Las vacas de Marta no viven estabuladas, paren una vez al año, no les pinchan (ni hormonas, ni antibióticos, ni vacunas, nada) y comen pasto. Únicamente les ayudan un tiempo con pienso “a las que amamantan”. Marta no les ha puesto nombre nunca, ni a las madres ni a las hijas. El semental es siempre el mismo, de raza Limousine. Hace bien su trabajo: cuarenta y cinco vacas, cuarenta y cinco terneros al año.
Ella y su padre trashuman en verano y por Navidad. Entre La Tosquilla (término de la Iglesuela) a Culla. “Si por mi fuera, cambiaría a las vacas de lugar a diario, pastorearlas es lo que más me gusta”, me cuenta. ¿Y lo que menos? “Lo peor es cargar a las terneras para llevarlas al matadero. Me doy la vuelta enseguida”. Y eso que la primera vez que hablé con Marta me dijo, “Mato a demanda”. El mundo tiene estas cosas: ganaderos a quienes no les gusta sacrificar animales y consumidores de carne que reducen paulatinamente las visitas a la carnicería. Se dice que en unos años, ¿cien?, ¿doscientos?, ¿mil?, dejaremos de comer carne porque nos parecerá atroz. “Hay que comer de todo”, dice, convencida, Marta. ¿Cuántas veces en mi vida habré escuchado esta frase y cuánto tiempo más la seguiré dando por buena?
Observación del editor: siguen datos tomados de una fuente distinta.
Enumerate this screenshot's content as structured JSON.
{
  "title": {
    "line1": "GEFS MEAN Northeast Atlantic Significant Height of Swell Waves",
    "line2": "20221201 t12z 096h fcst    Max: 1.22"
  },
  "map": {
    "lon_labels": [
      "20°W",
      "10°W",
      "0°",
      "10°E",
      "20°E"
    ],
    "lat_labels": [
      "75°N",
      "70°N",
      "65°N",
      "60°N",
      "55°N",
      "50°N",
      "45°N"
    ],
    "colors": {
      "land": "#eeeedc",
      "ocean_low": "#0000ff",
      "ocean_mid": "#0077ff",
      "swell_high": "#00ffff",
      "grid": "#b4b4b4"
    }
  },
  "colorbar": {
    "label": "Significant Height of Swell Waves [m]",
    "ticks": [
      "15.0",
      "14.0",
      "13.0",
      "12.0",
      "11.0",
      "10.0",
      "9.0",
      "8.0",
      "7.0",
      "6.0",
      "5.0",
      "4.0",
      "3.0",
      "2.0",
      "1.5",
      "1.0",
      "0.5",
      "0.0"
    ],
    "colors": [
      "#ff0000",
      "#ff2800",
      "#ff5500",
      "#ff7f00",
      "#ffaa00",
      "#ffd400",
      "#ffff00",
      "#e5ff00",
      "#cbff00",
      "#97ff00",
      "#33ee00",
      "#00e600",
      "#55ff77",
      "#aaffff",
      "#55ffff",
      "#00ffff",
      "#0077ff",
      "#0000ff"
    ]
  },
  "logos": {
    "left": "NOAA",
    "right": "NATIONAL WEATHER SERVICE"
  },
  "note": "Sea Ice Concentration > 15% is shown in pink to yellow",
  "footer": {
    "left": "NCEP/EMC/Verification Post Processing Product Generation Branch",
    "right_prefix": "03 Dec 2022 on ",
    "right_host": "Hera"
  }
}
La trashumancia de los Traver Albert dura dos jornadas. Enrique, desde lo alto del monte, me señala el camino con el cayado, nombra valles, señala cimas, dice el nombre de una masía, de otra, de un río, el Montlleó. Realizan el trayecto cuando ya está crecido el pasto, y viceversa, cuando la luz del día apunta a nieve. Marta me cuenta que van al paso de los animales, que por la noche levantan un corral protocolario y provisional, con unas varillas clavadas en el suelo e hilo metálico, “que enganchamos al pastoret” (un empujador eléctrico que se recarga con una pequeña placa solar). “Con una vez que se arrimen ya lo tienen claro. Hasta los terneros, con el olfato, saben lo que es y no se acercan”. Ternera, ternero, ternura.
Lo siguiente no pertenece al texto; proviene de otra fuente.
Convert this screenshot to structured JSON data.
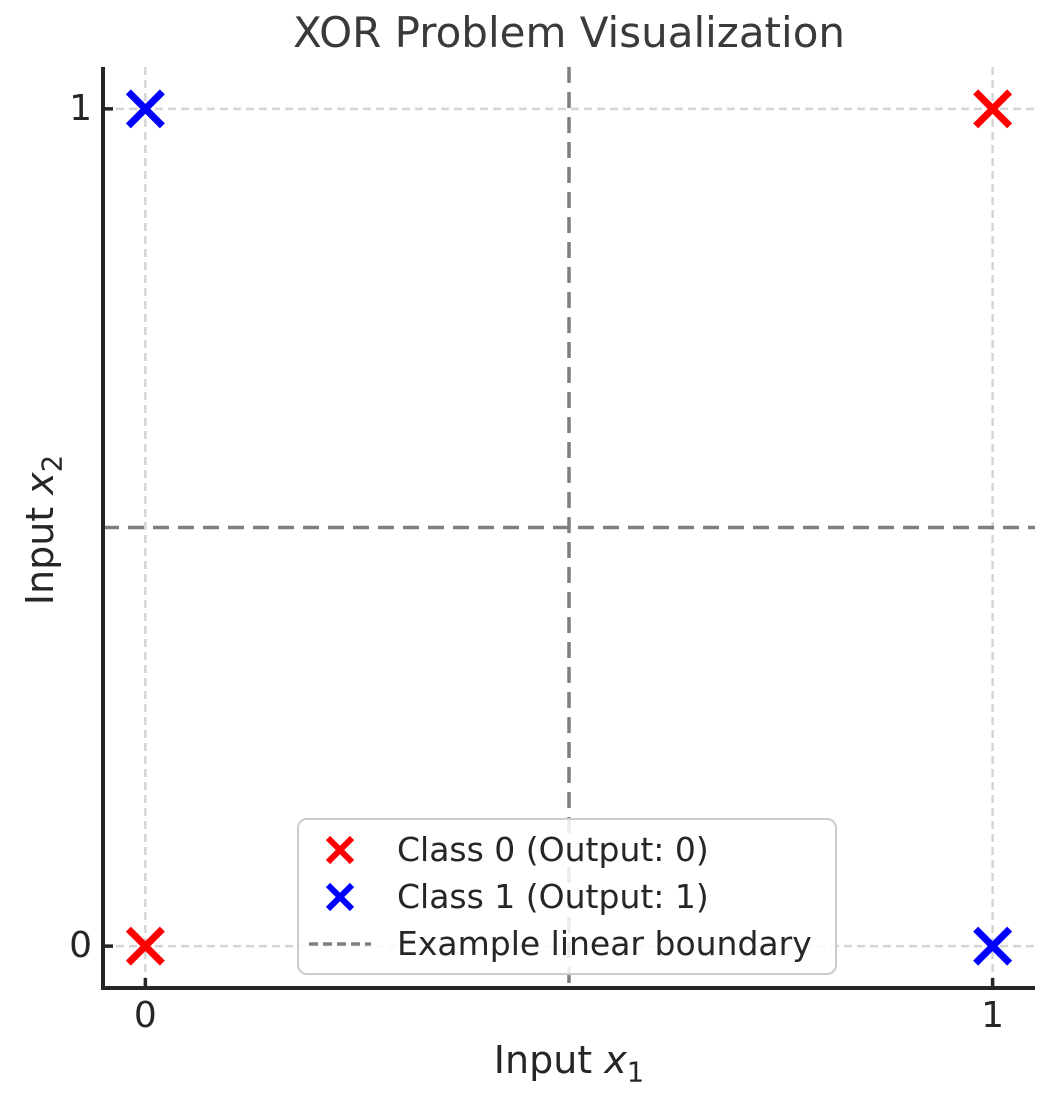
{
  "title": "XOR Problem Visualization",
  "axes": {
    "xlabel": {
      "text": "Input ",
      "var": "x",
      "sub": "1"
    },
    "ylabel": {
      "text": "Input ",
      "var": "x",
      "sub": "2"
    }
  },
  "chart_data": {
    "type": "scatter",
    "title": "XOR Problem Visualization",
    "xlabel": "Input x_1",
    "ylabel": "Input x_2",
    "xlim": [
      -0.05,
      1.05
    ],
    "ylim": [
      -0.05,
      1.05
    ],
    "xticks": [
      0,
      1
    ],
    "yticks": [
      0,
      1
    ],
    "grid": "on",
    "gridlines": {
      "x": [
        0,
        1
      ],
      "y": [
        0,
        1
      ]
    },
    "boundary_lines": {
      "x": 0.5,
      "y": 0.5,
      "label": "Example linear boundary"
    },
    "series": [
      {
        "name": "Class 0 (Output: 0)",
        "marker": "x",
        "color": "#ff0000",
        "points": [
          [
            0,
            0
          ],
          [
            1,
            1
          ]
        ]
      },
      {
        "name": "Class 1 (Output: 1)",
        "marker": "x",
        "color": "#0000ff",
        "points": [
          [
            0,
            1
          ],
          [
            1,
            0
          ]
        ]
      }
    ],
    "legend": {
      "position": "lower center",
      "entries": [
        {
          "label": "Class 0 (Output: 0)",
          "sample": "x-marker",
          "color": "#ff0000"
        },
        {
          "label": "Class 1 (Output: 1)",
          "sample": "x-marker",
          "color": "#0000ff"
        },
        {
          "label": "Example linear boundary",
          "sample": "dashed-line",
          "color": "#7f7f7f"
        }
      ]
    },
    "colors": {
      "grid": "#d5d5d5",
      "boundary": "#7f7f7f",
      "spine": "#262626",
      "text": "#262626"
    }
  }
}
Otra vez la lumbre del Moderno, que es donde se cuece el blanco mate de las historias con leña. Aún queda la de cuando Elena fue taquillera “del cine que tenían los dueños del bar” y cómo se escapaba por la escalera del gallinero para ver las películas “verdes”. O la del frío ancho, como una capa de hielo, que tenía su hermano Alfonso siempre, “que se pasaba el día sentado junto a la estufa, con el cuello de la bata subido. Pero eso fue después, cuando ya no trabajaba en el Restaurante El Arenal, en Alcossebre”. O la de la abuela de Marta, la de la parte de los Porcar, a quien solo le faltaron cuatro meses para llegar a los 100 años, y que hasta poco antes iba diariamente desde Culla hasta el Mas de Vilella para atender el huerto y las gallinas. En fin, las palabras son lumbre, un fuego para preparar carne y verduras, así que terminamos hablando de las patatas rellenas y de que cada casa las prepara a su manera. “A mi m’agrada mot el bar, i avant”, concluye Marta.
Y a mí. Y las cosas que me contáis. Y las personas como vosotras.